The degree of bowel stricturing by diaphragms varies and sometimes is quite striking, narrowing the lumen to the size of a pinhole. Despite this, obstructive symptoms requiring surgery in this disease appear to be surprisingly rare. There are multiple case reports of DD in the literature but we have found only 15 cases of subacute small bowel obstruction caused by this pathology published in Medline since 1988, when DD was identified as a separate entity. The case described above clearly represents a very rare example of clinically significant bowel obstruction due to DD.

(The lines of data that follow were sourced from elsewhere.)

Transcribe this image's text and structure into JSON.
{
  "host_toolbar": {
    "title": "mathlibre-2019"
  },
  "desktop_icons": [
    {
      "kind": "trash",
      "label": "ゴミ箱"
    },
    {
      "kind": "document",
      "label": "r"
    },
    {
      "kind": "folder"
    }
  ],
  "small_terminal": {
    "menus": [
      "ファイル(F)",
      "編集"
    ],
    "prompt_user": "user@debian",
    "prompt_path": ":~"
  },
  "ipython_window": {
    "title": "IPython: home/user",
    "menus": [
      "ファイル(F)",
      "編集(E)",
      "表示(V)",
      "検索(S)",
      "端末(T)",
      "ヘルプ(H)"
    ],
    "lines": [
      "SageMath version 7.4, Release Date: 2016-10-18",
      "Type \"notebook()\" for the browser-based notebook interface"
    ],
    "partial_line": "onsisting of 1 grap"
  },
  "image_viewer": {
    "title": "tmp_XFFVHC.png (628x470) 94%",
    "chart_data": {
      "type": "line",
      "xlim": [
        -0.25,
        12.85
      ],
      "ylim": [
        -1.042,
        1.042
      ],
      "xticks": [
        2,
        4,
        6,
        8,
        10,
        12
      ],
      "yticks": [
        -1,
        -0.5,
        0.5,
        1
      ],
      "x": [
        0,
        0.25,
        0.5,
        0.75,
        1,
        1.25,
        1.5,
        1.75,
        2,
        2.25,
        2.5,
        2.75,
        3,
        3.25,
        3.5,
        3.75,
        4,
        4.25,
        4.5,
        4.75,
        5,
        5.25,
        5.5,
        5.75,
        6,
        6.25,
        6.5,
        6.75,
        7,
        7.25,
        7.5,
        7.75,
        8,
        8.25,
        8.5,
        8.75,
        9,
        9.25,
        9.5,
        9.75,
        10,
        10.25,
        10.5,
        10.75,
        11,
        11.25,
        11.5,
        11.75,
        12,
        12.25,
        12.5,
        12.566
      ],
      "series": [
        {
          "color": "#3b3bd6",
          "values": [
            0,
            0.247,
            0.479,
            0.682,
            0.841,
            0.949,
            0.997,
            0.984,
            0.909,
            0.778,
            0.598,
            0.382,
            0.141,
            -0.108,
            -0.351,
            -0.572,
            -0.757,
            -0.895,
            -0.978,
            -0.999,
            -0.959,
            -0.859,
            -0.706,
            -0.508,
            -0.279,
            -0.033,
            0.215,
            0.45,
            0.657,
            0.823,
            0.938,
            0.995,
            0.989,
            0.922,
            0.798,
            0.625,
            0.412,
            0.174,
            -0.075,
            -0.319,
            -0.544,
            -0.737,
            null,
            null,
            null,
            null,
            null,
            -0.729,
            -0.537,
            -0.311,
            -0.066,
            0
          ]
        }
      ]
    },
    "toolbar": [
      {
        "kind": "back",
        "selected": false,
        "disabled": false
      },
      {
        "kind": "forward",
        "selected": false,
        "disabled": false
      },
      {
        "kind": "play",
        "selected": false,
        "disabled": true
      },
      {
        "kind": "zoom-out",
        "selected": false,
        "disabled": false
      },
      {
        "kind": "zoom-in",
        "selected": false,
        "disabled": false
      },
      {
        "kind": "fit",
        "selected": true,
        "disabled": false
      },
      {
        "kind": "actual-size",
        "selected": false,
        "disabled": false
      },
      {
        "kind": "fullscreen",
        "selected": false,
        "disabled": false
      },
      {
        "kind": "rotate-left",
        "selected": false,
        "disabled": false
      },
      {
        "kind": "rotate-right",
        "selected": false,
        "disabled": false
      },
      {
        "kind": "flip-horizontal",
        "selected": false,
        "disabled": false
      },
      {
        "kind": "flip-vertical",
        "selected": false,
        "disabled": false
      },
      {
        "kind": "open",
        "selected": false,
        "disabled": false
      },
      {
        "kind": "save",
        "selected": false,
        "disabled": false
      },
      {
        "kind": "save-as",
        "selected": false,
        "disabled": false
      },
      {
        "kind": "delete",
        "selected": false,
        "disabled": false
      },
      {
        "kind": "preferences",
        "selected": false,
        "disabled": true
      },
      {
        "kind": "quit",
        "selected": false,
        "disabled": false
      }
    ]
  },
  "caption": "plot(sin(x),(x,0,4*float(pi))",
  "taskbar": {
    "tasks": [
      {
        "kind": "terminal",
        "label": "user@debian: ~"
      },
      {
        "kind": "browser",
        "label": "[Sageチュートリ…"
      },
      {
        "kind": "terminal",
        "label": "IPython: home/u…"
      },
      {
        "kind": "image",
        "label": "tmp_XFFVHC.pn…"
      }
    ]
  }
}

NSAIDs have been extensively used for many painful conditions (eg arthritis) in recent years, and the prevalance of DD in the population has, therefore, probably been on the rise. Gastroduodenal NSAID toxicity is generally well remembered by clinicians in their daily practice, but there is good evidence that NSAID-related enteropathy comprising intestinal mucosal inflammation with increased permeability and formation of highly characteristic diaphragm-like structures within the small bowel is, in fact, more common. A history of prolonged NSAID usage should be documented in every patient presenting with subacute bowel obstruction and strongly considered as a clue to the potential aetiology, even though clinically significant obstruction due to DD appears to be quite rare. If small bowel diaphragms are ultimately identified as the cause of obstruction, surgical resection can be successfully performed, and the prospects of cure from the disabling symptoms are excellent.